Entscheidungsstichwort (Thema)

Arbeitslosengeld II. Unterkunft und Heizung. Übernahme unabweisbarer Instandhaltungs- und Reparaturaufwendungen für selbst bewohntes Wohneigentum trotz etwaigem künftigen Anfall weiterer Kosten. Begrenzung der Kostenübernahme durch Angemessenheitsgrenzen. schlüssiges Konzept. Fehlen einer Aktualisierung durch den Grundsicherungsträger auch noch nach Ablauf von vier Jahren. keine gerichtliche Fortschreibung anhand des bundesdeutschen Verbraucherpreisindexes

 

Leitsatz (amtlich)

1. Der Gewährung von Leistungen für Aufwendungen zur Instandhaltung und Reparatur von selbst bewohntem Wohneigentum iS von § 22 Abs 2 SGB II steht nicht entgegen, dass künftig möglicherweise weitere Instandhaltungs- und Reparaturaufwendungen anfallen. Mit seinem Verweis auf die Angemessenheitsgrenzen unter Berücksichtigung der im laufenden und den darauffolgenden elf Kalendermonaten anfallenden Aufwendungen enthält § 22 Abs 2 Satz 1 SGB II eine ausreichende Begrenzung. Dadurch wird sichergestellt, dass Eigenheimbesitzer nicht besser, aber auch nicht schlechter gestellt werden als Mieter.

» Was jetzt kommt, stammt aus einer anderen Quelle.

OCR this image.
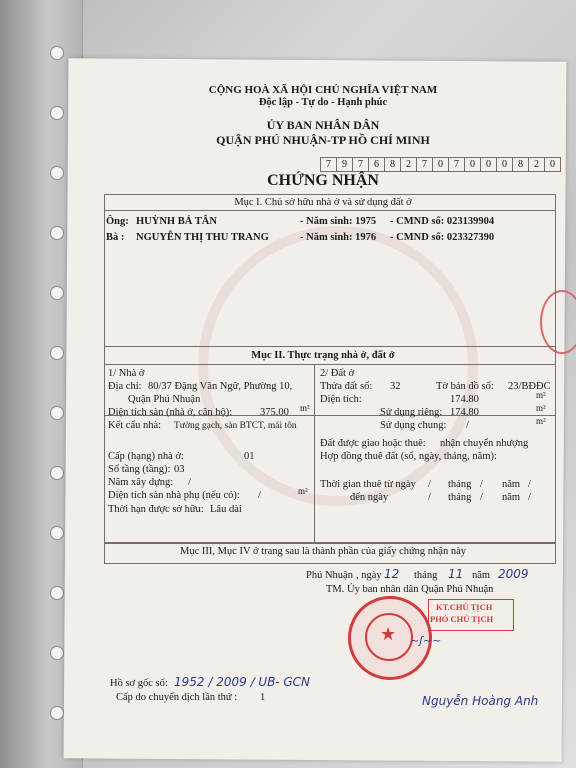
CỘNG HOÀ XÃ HỘI CHỦ NGHĨA VIỆT NAM
Độc lập - Tự do - Hạnh phúc
ỦY BAN NHÂN DÂN
QUẬN PHÚ NHUẬN-TP HỒ CHÍ MINH
7	9	7	6	8	2	7	0	7	0	0	0	8	2	0
CHỨNG NHẬN
Mục I. Chủ sở hữu nhà ở và sử dụng đất ở
Ông: HUỲNH BÁ TÂN	- Năm sinh: 1975 - CMND số: 023139904
Bà : NGUYỄN THỊ THU TRANG	- Năm sinh: 1976 - CMND số: 023327390
Mục II. Thực trạng nhà ở, đất ở
1/ Nhà ở
Địa chỉ: 80/37 Đặng Văn Ngữ, Phường 10,
Quận Phú Nhuận
Diện tích sàn (nhà ở, căn hộ):	375.00 m²
Kết cấu nhà: Tường gạch, sàn BTCT, mái tôn
Cấp (hạng) nhà ở:	01
Số tầng (tầng): 03
Năm xây dựng: /
Diện tích sàn nhà phụ (nếu có): /	m²
Thời hạn được sở hữu: Lâu dài
2/ Đất ở
Thửa đất số: 32	Tờ bản đồ số: 23/BĐĐC
Diện tích:	174.80	m²
Sử dụng riêng: 174.80	m²
Sử dụng chung: /	m²
Đất được giao hoặc thuê: nhận chuyển nhượng
Hợp đồng thuê đất (số, ngày, tháng, năm):
Thời gian thuê từ ngày / tháng / năm /
đến ngày	/ tháng / năm /
Mục III, Mục IV ở trang sau là thành phần của giấy chứng nhận này
Phú Nhuận , ngày 12 tháng 11 năm 2009
TM. Ủy ban nhân dân Quận Phú Nhuận
★
KT.CHỦ TỊCH
PHÓ CHỦ TỊCH
~ʃ~~
Nguyễn Hoàng Anh
Hồ sơ gốc số: 1952 / 2009 / UB- GCN
Cấp do chuyển dịch lần thứ : 1
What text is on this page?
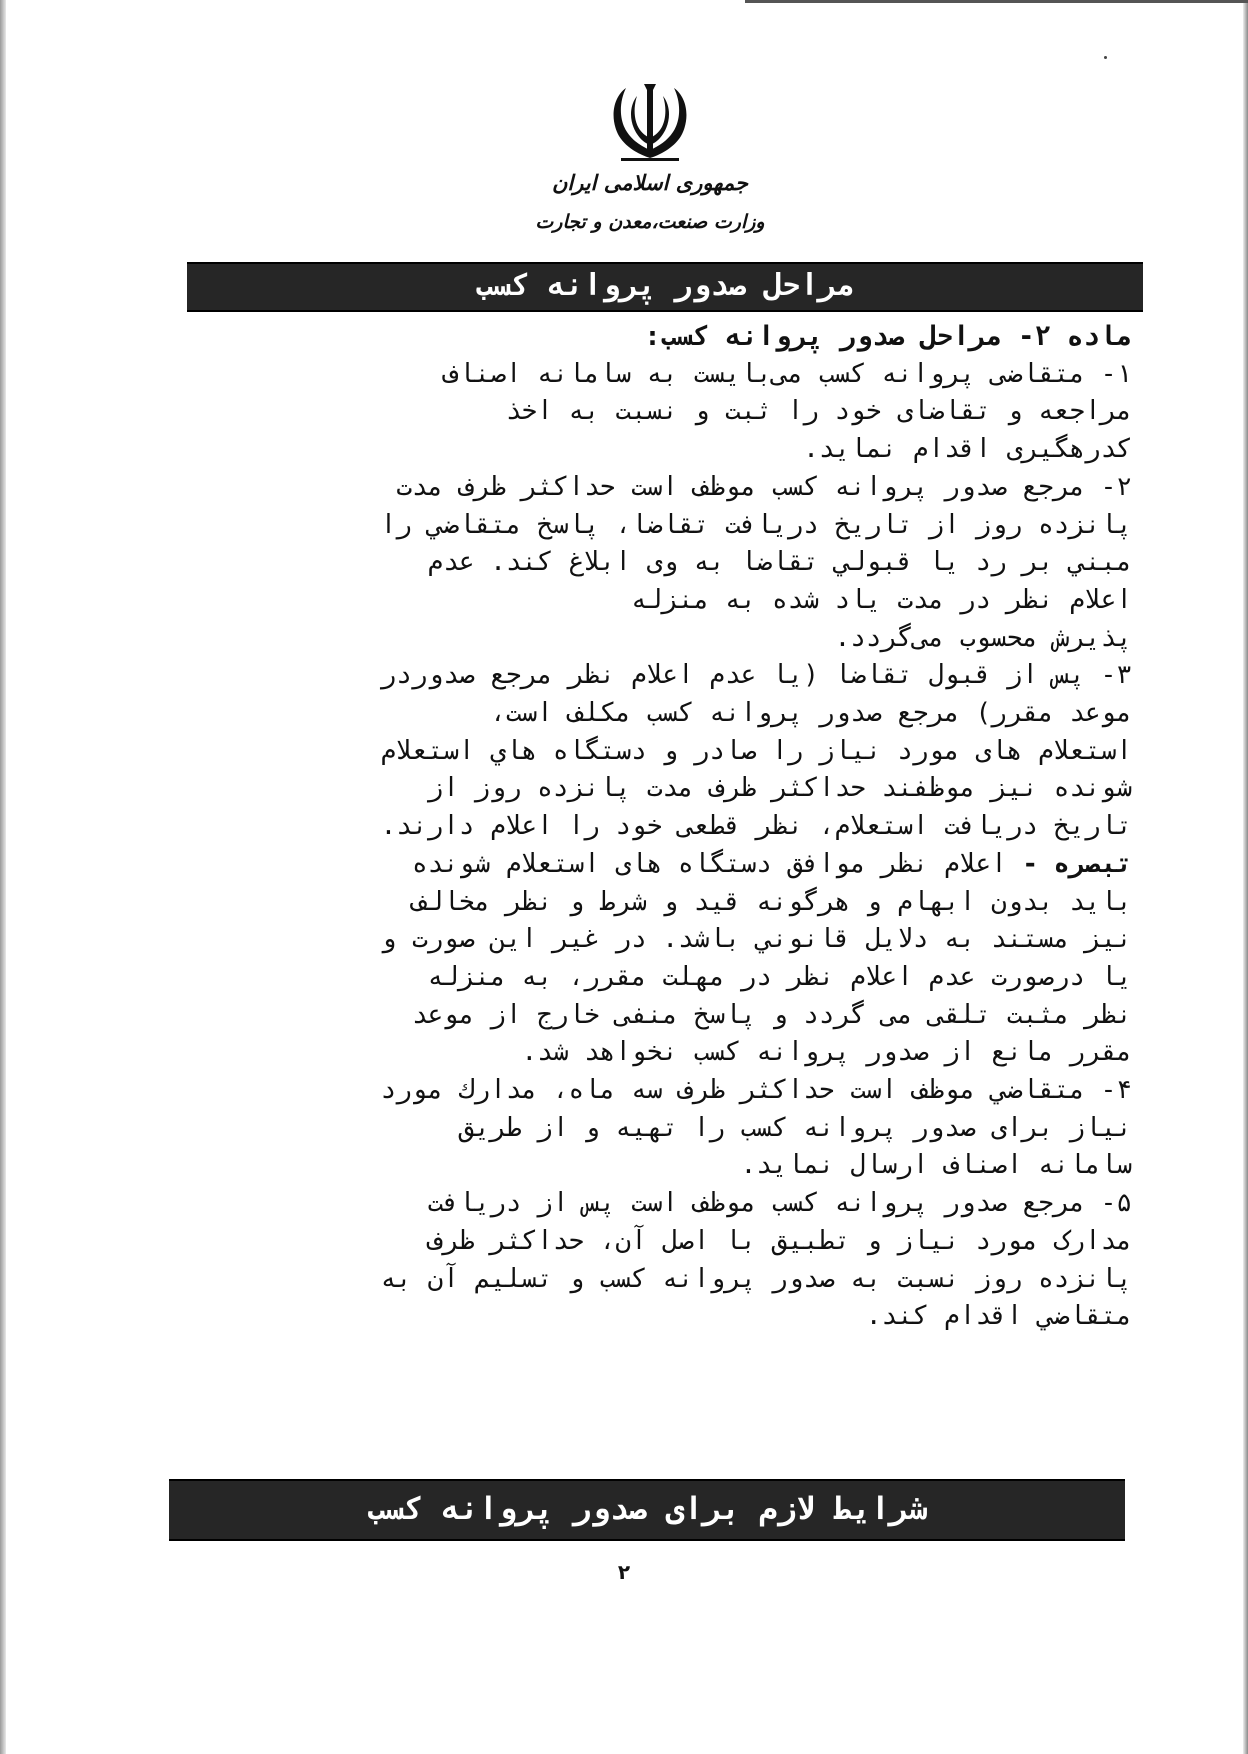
جمهوری اسلامی ایران
وزارت صنعت،معدن و تجارت
مراحل صدور پروانه کسب
ماده ۲- مراحل صدور پروانه کسب:
۱- متقاضی پروانه کسب می‌بایست به سامانه اصناف
مراجعه و تقاضای خود را ثبت و نسبت به اخذ
کدرهگیری اقدام نماید.
۲- مرجع صدور پروانه کسب موظف است حداکثر ظرف مدت
پانزده روز از تاریخ دریافت تقاضا، پاسخ متقاضي را
مبني بر رد يا قبولي تقاضا به وی ابلاغ کند. عدم
اعلام نظر در مدت یاد شده به منزله
پذیرش محسوب می‌گردد.
۳- پس از قبول تقاضا (یا عدم اعلام نظر مرجع صدوردر
موعد مقرر) مرجع صدور پروانه کسب مکلف است،
استعلام های مورد نیاز را صادر و دستگاه هاي استعلام
شونده نیز موظفند حداکثر ظرف مدت پانزده روز از
تاریخ دریافت استعلام، نظر قطعی خود را اعلام دارند.
تبصره - اعلام نظر موافق دستگاه های استعلام شونده
باید بدون ابهام و هرگونه قید و شرط و نظر مخالف
نیز مستند به دلایل قانوني باشد. در غیر این صورت و
یا درصورت عدم اعلام نظر در مهلت مقرر، به منزله
نظر مثبت تلقی می گردد و پاسخ منفی خارج از موعد
مقرر مانع از صدور پروانه کسب نخواهد شد.
۴- متقاضي موظف است حداکثر ظرف سه ماه، مدارك مورد
نیاز برای صدور پروانه کسب را تهیه و از طریق
سامانه اصناف ارسال نماید.
۵- مرجع صدور پروانه کسب موظف است پس از دریافت
مدارک مورد نیاز و تطبیق با اصل آن، حداکثر ظرف
پانزده روز نسبت به صدور پروانه کسب و تسلیم آن به
متقاضي اقدام کند.
شرایط لازم برای صدور پروانه کسب
۲
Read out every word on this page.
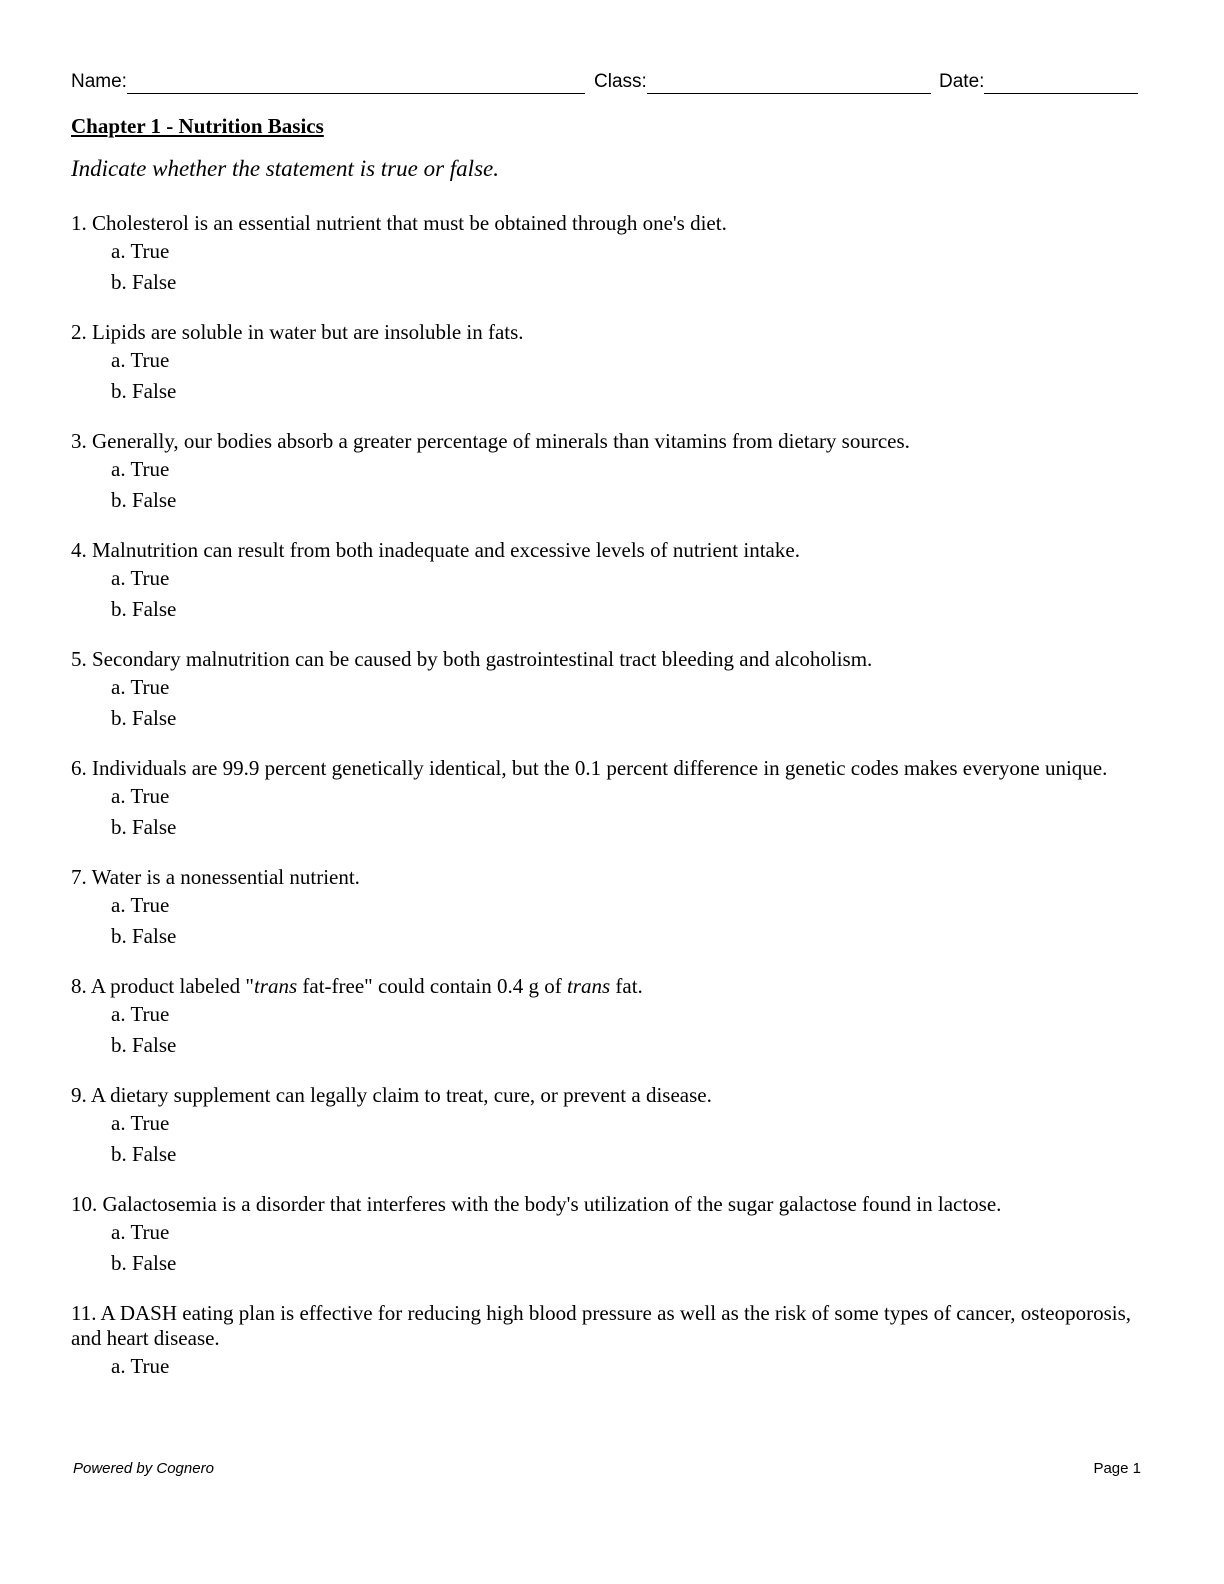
Name:	Class:	Date:
Chapter 1 - Nutrition Basics
Indicate whether the statement is true or false.

1. Cholesterol is an essential nutrient that must be obtained through one's diet.

a. True

b. False

2. Lipids are soluble in water but are insoluble in fats.

a. True

b. False

3. Generally, our bodies absorb a greater percentage of minerals than vitamins from dietary sources.

a. True

b. False

4. Malnutrition can result from both inadequate and excessive levels of nutrient intake.

a. True

b. False

5. Secondary malnutrition can be caused by both gastrointestinal tract bleeding and alcoholism.

a. True

b. False

6. Individuals are 99.9 percent genetically identical, but the 0.1 percent difference in genetic codes makes everyone unique.

a. True

b. False

7. Water is a nonessential nutrient.

a. True

b. False

8. A product labeled "trans fat-free" could contain 0.4 g of trans fat.

a. True

b. False

9. A dietary supplement can legally claim to treat, cure, or prevent a disease.

a. True

b. False

10. Galactosemia is a disorder that interferes with the body's utilization of the sugar galactose found in lactose.

a. True

b. False

11. A DASH eating plan is effective for reducing high blood pressure as well as the risk of some types of cancer, osteoporosis, and heart disease.

a. True

Powered by Cognero	Page 1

2. Hat der zuständige Leistungsträger ein "schlüssiges Konzept" zur Ermittlung angemessener Unterkunftskosten nach vier Jahren nicht erneuert, kommt eine Fortschreibung durch das Gericht anhand des bundesdeutschen Verbraucherpreisindexes nicht in Betracht (vgl LSG Halle vom 13.9.2017 - L 5 AS 1038/13 = juris RdNr 100).

 

Tenor

Der Beschluss des Sozialgerichts Magdeburg vom 26. März 2019 wird wie folgt abgeändert: Der Antragsgegner wird im Wege der einstweiligen Anordnung verpflichtet, den Antragstellern vorläufig für die Instandsetzung ihrer Wasserversorgung (Wasserleitungen, -anschlüsse und Boiler) sowie ihres Bades (Toilette, Bade-/Duschwanne und Waschbecken) 3.000 EUR zu zahlen. Die Antragsteller haben dem Antragsgegner innerhalb von drei Monaten ab Erhalt der Leistungen die zweckentsprechende Verwendung des Geldes nachzuweisen. Soweit die zweckentsprechende Verwendung nicht nachgewiesen ist, sind die Leistungen zu erstatten. Der Antragsgegner kann seine Zahlung von einer dinglichen Sicherung in gleicher Höhe abhängig machen. Im Übrigen wird die Beschwerde zurückgewiesen.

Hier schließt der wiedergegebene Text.